19. The expression construct of claim 17, wherein the polyadenylation signal comprises a sequence that is at least 90% identical to SEQ ID NO:11.

20. The expression construct of claim 19, wherein the polyadenylation signal comprises SEQ ID NO:11.

21. The expression construct of any one of the preceding claims, wherein the expression construct comprises a sequence that is at least 90% identical to a sequence selected from the group consisting of SEQ ID NOS:1-4.

22. The expression construct of any claim 21, wherein the expression construct comprises a sequence selected from the group consisting of SEQ ID NOS:1-4.

23. A vector comprising the expression construct of any one of the preceding claims.

24. The vector of claim 23, wherein the vector is a viral vector.
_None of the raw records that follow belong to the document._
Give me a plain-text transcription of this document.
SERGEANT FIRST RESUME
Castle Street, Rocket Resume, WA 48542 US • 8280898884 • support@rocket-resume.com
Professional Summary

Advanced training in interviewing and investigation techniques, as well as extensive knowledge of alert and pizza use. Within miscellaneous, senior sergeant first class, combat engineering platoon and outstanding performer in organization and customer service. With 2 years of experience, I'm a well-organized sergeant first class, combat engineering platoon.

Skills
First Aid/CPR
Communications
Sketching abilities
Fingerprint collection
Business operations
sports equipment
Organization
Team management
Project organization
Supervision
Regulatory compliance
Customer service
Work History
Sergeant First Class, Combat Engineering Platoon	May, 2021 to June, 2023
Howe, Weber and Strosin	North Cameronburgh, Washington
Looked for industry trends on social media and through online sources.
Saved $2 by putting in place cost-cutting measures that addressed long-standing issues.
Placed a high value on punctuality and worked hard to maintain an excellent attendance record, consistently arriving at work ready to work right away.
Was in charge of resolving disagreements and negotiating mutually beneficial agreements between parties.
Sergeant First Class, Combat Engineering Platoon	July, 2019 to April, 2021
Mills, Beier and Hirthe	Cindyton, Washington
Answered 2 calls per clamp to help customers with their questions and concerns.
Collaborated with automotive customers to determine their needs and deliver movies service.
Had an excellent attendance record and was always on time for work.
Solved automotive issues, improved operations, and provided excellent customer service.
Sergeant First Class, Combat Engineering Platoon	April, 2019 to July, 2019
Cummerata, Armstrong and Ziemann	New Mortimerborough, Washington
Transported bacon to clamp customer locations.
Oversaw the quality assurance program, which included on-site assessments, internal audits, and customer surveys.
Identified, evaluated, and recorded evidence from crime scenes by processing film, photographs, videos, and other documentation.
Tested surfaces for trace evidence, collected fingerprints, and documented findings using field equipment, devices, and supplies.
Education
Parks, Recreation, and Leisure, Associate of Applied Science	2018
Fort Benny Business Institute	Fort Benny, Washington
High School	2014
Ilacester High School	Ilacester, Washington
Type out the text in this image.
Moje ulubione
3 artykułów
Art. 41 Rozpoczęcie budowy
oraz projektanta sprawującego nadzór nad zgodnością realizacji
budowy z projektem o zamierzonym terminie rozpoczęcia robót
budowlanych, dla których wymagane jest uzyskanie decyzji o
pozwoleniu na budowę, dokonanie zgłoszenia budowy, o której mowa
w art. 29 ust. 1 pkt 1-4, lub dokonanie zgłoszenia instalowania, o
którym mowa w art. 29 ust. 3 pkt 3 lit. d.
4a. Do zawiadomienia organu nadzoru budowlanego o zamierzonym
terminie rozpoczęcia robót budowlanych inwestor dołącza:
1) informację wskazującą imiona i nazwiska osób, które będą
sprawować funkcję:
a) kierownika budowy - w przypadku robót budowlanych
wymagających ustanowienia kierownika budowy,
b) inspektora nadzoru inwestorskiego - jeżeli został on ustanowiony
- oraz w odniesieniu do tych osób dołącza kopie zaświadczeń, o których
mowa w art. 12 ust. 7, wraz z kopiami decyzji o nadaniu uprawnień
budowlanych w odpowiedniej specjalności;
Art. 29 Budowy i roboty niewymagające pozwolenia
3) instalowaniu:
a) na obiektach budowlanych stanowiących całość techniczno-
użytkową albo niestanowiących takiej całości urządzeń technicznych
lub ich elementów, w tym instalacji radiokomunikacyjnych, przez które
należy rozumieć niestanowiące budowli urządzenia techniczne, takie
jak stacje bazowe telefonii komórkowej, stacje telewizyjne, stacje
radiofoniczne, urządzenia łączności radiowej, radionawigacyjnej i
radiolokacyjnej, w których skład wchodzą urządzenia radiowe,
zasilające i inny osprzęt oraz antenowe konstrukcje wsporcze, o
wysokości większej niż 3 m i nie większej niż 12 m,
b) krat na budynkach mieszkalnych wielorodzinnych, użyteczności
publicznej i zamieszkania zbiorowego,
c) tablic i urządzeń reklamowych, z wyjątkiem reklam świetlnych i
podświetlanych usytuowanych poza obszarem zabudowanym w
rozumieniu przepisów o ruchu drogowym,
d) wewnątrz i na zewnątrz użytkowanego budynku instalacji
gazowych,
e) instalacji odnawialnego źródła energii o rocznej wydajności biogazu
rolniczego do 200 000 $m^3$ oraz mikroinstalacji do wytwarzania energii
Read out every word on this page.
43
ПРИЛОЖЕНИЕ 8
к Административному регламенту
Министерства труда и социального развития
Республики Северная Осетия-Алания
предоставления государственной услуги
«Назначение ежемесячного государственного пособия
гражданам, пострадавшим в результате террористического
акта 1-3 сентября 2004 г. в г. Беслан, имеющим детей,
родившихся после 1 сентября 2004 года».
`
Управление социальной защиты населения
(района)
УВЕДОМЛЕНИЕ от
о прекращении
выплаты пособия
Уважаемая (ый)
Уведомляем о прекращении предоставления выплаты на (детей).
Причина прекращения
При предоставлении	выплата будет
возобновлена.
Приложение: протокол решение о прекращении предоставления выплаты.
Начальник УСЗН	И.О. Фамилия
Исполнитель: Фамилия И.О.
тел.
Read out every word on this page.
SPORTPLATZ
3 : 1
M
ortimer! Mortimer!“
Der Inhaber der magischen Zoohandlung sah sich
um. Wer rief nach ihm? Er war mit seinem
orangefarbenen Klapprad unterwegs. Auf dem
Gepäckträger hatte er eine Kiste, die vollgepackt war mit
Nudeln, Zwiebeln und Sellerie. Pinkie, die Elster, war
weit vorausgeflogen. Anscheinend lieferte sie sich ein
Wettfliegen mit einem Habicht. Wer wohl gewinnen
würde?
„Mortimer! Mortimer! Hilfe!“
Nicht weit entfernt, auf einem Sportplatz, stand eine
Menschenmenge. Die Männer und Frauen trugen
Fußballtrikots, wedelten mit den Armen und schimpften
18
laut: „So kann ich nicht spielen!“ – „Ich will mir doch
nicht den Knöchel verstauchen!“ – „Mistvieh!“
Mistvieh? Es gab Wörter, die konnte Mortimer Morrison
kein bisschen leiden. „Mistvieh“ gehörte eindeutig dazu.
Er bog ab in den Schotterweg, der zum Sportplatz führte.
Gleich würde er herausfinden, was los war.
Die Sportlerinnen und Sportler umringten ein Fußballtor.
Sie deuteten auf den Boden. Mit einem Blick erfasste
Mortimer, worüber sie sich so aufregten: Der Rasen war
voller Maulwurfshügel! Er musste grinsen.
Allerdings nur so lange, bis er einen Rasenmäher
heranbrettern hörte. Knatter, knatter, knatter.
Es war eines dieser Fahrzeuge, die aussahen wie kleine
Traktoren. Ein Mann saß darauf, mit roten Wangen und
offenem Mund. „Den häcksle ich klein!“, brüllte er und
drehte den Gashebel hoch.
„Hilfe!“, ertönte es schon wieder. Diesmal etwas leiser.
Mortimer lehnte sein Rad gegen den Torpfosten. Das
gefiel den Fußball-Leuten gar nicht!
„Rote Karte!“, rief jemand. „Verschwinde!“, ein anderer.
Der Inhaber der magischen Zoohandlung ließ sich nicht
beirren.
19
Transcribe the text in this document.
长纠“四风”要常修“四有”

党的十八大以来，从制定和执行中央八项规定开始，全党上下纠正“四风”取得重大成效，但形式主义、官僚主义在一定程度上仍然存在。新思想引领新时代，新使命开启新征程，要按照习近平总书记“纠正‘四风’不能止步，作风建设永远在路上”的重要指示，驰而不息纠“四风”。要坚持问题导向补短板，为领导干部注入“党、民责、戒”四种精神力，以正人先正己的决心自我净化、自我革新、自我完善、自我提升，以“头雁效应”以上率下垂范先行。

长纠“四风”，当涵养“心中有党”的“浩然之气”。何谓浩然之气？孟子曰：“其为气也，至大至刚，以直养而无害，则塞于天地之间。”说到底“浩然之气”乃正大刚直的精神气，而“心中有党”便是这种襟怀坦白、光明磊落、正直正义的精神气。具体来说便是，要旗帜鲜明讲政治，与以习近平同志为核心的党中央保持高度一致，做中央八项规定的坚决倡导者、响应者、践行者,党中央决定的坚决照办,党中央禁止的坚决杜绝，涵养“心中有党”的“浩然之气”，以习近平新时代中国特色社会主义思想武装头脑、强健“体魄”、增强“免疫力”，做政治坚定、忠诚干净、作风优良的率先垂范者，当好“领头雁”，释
25. The vector of claim 24, wherein the vector is an adeno-associated virus (AAV) vector.

26. The vector of claim 25, wherein the vector comprises a genome derived from AAV serotype AAV2.

27. The vector of any one of claims 25 or 26, wherein the vector comprises a capsid derived from AAV7m8.

28. A pharmaceutical composition comprising the vector of any one of claims 23-27 and a pharmaceutically acceptable carrier.

29. A method for treating a retinal disease in a subject in need thereof, wherein the retinal disease is associated with one or more mutations in the GUCY2D gene, the method comprising administering to the subject the vector of any one of claims 23-27 or the pharmaceutical composition of claim 28.

30. The method of claim 29, wherein the retinal disease is cone-rod dystrophy (CRD) or Leber congenital amaurosis type 1 (LCA1).

31. The method of claim 30, wherein the retinal disease is LCA1.

32. A method of increasing expression of rod cGMP-specific 3′,5′-cyclic phosphodiesterase subunit β (PDE6β) in a subject in need thereof, the method comprising administering to the subject the vector of any one of claims 23-27 or the pharmaceutical composition of claim 28.

33. A method of increasing cyclic guanosine monophosphate (cGMP) levels in a photoreceptor in a subject in need thereof, the method comprising administering to the subject the vector of any one of claims 23-27 or the pharmaceutical composition of claim 28.

34. The method of any of claims 29-33, wherein the vector or the pharmaceutical composition is administered by intraocular injection.

35. The method of claim 34, wherein the vector or the pharmaceutical composition is injected into the central retina of the subject.